To do this, Correll urged the government and industries to take a serious look at boosting efficiencies and incentivizing longer drive times per day.
One potential solution Correll put forth he likened to seeing a health department letter grade on the window of a restaurant. Motor carriers, Correll said, could be coming up with letter grades for shippers and receivers based on their aggregated detention times, as well as how they treat the drivers.
Currently, individual fleets do track which shippers and receivers delay them and treat them badly -- as do drivers through a variety of smartphone apps -- but by creating a federally maintained database of this aggregated data, carriers could make smarter choices about what to haul and warehouses would have to shape up or lose out on business.
[Related: Truckers 'scarce and under-utilized at the same time' -- how could that possibly be?]
AB 5 fight at SCOTUS takes center stage
The hearing gave Spear an opportunity to answer questions from Representative Scott Perry of Pennsylvania, who posited that California's onerous regulations had caused the port crisis.
"California has actively sought to kill the trucking industry in its state and the oppressive hand of the state government has led many truckers to abandon routes in the state," said Perry, citing CARB's "unnecessary regulations" and calling AB 5 a tool for "big labor bosses" to force unionization among truck drivers.
Perry asked ATA's Spear what would happen to trucking if AB 5, or the PRO Act, which seeks to implement an AB 5-style indepedent contractor classification test at a federal level, actually were implemented.

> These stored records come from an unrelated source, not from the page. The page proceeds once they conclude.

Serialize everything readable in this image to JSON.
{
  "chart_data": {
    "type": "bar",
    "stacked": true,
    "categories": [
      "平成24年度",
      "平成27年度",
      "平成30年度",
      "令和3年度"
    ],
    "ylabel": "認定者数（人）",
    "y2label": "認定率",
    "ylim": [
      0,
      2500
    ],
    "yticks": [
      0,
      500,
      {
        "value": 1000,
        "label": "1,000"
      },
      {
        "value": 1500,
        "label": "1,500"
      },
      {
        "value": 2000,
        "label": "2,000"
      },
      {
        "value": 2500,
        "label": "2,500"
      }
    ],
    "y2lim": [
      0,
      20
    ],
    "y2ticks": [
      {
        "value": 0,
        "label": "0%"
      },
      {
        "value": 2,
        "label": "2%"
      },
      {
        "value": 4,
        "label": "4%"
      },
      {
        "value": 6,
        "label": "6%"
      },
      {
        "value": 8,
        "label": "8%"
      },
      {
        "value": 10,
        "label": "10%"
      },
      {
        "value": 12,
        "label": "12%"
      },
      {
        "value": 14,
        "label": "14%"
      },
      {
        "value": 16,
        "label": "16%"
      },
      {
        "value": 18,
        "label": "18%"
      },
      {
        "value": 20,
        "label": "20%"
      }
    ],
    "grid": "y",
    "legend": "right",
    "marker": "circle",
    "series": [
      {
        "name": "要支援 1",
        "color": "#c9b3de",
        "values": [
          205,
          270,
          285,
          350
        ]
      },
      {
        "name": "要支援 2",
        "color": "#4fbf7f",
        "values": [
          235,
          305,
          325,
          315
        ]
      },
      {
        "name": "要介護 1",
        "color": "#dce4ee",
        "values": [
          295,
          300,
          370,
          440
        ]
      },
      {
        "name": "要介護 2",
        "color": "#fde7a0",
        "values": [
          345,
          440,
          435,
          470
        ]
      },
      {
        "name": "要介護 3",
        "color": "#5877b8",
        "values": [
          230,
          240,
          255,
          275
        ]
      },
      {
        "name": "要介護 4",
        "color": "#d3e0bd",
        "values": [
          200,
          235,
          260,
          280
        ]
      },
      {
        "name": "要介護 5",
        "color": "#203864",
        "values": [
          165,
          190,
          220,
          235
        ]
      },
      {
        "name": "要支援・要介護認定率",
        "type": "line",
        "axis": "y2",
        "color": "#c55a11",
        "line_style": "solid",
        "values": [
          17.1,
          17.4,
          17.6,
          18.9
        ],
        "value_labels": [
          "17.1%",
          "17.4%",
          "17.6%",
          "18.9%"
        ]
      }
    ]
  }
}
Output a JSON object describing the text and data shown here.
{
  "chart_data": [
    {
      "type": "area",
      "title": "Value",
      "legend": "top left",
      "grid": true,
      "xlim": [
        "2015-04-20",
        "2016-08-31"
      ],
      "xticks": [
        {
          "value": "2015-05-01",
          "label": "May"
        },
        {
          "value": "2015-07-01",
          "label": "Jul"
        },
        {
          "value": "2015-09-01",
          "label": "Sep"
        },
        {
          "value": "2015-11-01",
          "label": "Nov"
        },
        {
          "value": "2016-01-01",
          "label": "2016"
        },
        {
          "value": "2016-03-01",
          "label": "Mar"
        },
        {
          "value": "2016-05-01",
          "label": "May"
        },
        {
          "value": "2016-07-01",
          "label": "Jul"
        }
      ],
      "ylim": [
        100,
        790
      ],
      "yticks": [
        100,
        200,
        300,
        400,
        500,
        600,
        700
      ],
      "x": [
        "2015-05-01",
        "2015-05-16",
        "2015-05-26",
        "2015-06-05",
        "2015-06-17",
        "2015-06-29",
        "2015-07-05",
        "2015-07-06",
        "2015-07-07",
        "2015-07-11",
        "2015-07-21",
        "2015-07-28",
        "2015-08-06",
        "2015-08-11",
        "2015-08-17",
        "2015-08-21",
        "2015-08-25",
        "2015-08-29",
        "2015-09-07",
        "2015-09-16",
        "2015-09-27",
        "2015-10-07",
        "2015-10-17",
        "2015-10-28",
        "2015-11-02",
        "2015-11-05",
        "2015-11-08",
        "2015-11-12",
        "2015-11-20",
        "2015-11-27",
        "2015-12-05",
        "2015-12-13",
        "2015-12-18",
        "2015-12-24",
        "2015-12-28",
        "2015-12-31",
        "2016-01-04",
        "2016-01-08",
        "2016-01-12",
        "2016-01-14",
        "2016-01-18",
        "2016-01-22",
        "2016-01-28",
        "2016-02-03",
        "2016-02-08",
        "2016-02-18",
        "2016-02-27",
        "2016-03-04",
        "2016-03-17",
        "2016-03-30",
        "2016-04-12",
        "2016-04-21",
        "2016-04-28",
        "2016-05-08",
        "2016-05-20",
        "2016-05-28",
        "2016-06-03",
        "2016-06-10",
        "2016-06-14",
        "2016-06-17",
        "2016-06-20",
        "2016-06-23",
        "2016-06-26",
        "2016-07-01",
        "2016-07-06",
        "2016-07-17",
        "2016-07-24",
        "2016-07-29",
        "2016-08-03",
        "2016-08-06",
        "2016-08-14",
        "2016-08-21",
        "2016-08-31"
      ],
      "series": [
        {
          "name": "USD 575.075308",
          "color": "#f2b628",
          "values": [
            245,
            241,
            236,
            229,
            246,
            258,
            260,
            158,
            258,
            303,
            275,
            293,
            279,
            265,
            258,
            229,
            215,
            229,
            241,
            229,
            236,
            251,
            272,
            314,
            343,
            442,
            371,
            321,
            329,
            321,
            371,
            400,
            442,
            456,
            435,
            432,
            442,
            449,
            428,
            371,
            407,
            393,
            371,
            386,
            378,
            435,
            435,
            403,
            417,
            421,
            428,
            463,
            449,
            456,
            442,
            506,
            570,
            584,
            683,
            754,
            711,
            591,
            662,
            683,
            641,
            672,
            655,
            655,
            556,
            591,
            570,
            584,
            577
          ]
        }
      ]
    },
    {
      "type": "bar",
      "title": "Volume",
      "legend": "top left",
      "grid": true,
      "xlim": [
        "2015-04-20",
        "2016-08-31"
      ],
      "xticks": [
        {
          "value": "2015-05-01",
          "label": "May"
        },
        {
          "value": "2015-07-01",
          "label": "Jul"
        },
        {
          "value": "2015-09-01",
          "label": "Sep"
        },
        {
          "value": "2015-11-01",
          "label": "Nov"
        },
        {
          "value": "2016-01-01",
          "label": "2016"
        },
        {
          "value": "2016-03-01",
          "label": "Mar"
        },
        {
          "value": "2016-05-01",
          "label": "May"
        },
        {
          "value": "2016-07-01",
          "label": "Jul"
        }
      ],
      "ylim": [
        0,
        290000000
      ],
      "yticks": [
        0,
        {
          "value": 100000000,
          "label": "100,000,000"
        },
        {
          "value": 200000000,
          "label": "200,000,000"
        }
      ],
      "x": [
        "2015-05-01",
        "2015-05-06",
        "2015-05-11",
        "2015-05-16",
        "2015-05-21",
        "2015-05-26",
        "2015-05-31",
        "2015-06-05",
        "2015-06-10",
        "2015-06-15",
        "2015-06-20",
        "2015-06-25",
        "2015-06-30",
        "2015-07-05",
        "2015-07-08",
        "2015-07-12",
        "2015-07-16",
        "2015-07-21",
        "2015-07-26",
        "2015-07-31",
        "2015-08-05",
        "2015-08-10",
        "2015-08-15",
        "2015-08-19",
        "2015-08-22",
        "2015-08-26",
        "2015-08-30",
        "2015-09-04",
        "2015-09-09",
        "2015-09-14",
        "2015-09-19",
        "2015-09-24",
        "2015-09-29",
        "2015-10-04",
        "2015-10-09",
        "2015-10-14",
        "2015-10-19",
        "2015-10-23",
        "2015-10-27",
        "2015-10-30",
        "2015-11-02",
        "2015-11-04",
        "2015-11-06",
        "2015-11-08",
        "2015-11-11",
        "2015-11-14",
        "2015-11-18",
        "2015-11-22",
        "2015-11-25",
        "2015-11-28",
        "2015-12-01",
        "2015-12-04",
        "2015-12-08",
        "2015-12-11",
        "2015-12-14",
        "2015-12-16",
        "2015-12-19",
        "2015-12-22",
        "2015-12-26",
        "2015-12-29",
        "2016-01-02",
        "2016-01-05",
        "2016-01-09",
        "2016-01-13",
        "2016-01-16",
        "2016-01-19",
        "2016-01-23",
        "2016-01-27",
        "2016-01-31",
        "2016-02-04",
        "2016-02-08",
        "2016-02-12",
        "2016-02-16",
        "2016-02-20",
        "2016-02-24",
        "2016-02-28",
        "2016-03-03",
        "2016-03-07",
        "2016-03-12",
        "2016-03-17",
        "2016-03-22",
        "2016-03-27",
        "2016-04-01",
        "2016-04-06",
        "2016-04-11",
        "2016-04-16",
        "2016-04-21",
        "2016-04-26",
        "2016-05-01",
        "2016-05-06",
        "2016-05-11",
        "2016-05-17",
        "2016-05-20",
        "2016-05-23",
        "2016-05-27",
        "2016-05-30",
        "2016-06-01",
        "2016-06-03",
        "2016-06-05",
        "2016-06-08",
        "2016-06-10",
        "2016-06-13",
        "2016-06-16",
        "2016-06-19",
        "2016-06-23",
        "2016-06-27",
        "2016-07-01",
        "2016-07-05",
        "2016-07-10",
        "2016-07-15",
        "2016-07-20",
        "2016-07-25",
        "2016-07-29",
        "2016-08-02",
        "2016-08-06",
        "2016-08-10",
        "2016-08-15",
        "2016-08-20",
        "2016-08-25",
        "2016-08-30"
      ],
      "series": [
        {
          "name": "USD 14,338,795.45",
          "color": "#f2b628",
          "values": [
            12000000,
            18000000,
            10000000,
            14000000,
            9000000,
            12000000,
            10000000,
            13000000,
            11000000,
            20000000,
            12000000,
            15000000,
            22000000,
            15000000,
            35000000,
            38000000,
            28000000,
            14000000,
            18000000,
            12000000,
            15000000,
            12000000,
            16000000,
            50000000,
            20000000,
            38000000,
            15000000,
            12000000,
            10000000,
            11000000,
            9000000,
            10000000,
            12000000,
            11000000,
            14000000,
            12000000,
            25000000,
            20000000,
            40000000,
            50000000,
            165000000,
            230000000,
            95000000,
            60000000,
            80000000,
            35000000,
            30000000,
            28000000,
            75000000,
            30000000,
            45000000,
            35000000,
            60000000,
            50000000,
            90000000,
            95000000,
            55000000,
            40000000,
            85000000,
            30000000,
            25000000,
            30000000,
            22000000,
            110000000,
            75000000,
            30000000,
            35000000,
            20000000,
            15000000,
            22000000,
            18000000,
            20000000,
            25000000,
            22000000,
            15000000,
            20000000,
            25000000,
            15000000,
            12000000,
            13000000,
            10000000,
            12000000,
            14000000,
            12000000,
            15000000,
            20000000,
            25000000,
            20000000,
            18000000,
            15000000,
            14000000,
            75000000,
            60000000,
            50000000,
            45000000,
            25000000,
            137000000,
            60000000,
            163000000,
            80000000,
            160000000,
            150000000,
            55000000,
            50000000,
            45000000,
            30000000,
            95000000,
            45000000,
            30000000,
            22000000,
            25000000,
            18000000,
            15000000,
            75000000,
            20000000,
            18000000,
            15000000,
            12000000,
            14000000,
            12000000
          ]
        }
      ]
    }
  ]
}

Grocery stores would "go from eight apples down to three or maybe even two," said Spear. "That’s just choice and it’s going to go away because you have fewer people to drive it. Over 80% of communities are exclusively dependent on trucking, so unless we're going to go driverless tomorrow," the country will still depend on trucking, he said.
Spear agreed with Perry that he saw AB 5 and the Pro Act as attempts to unionize trucking, but explained that owner-operators, in his experience, have no interest or real recourse to union representation.
"They chose it as seasonal or part time work," said Spear of owner-ops. Organized labor wants "to take that option away. They want to organize it," he continued.
But Spear remained hopeful about the California Trucking Association's case at the Supreme Court, which seeks to reverse the AB 5 ruling.
"We’re going to win that in the Supreme Court. They just asked the solicitor general to look at that, which means to me they are serious about taking up AB 5, and we’re going to win this once and for all," he said.